Volume 120, Issue 8, August 2023

Steven J. BramsOrcid-ID, D. Marc Kilgour, Christian KlamlerOrcid-ID, Fan Wei
Pages 441-456

Two-Person Fair Division of Indivisible Items
Bentham vs. Rawls on Envy

Suppose two players wish to divide a finite set of indivisible items, over which each distributes a specified number of points.
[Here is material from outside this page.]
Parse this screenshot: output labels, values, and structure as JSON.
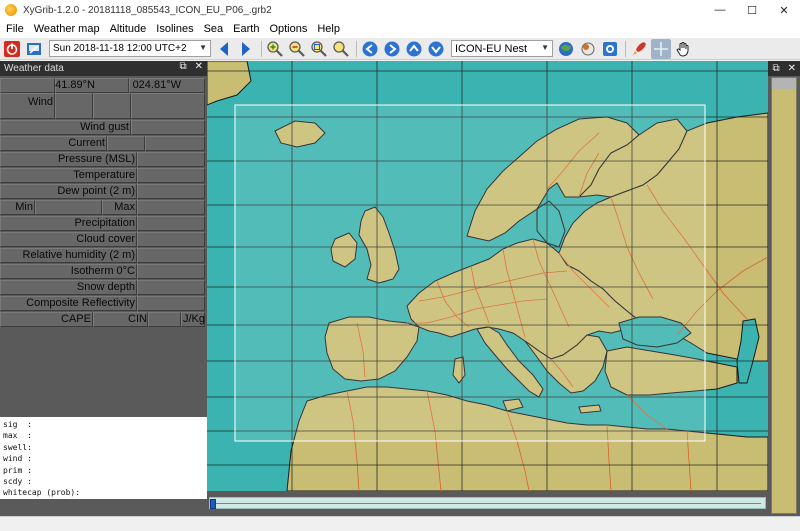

Assuming the utility of a player’s bundle is the sum of the points it assigns to the items it contains, we analyze what divisions are fair. We show that if there is an envy-free (EF) allocation of the items, two other desirable properties—Pareto-optimality (PO) and Maximinality (MM)—can also be satisfied, rendering these three properties compatible. But there may be no EF division, in which case some division must satisfy a modification of Bentham’s (1789/2017) “greatest satisfaction of the greatest number” property, called maximum Nash welfare (MNW), that satisfies PO. However, an MNF division may be neither MM nor EFX, which is a weaker form of EF. We conjecture that there is always an EFX allocation that satisfies MM, ensuring that an allocation is maximin, precisely the property that Rawls (1971/1999) championed. We discuss four broader philosophical implications of our more technical analysis.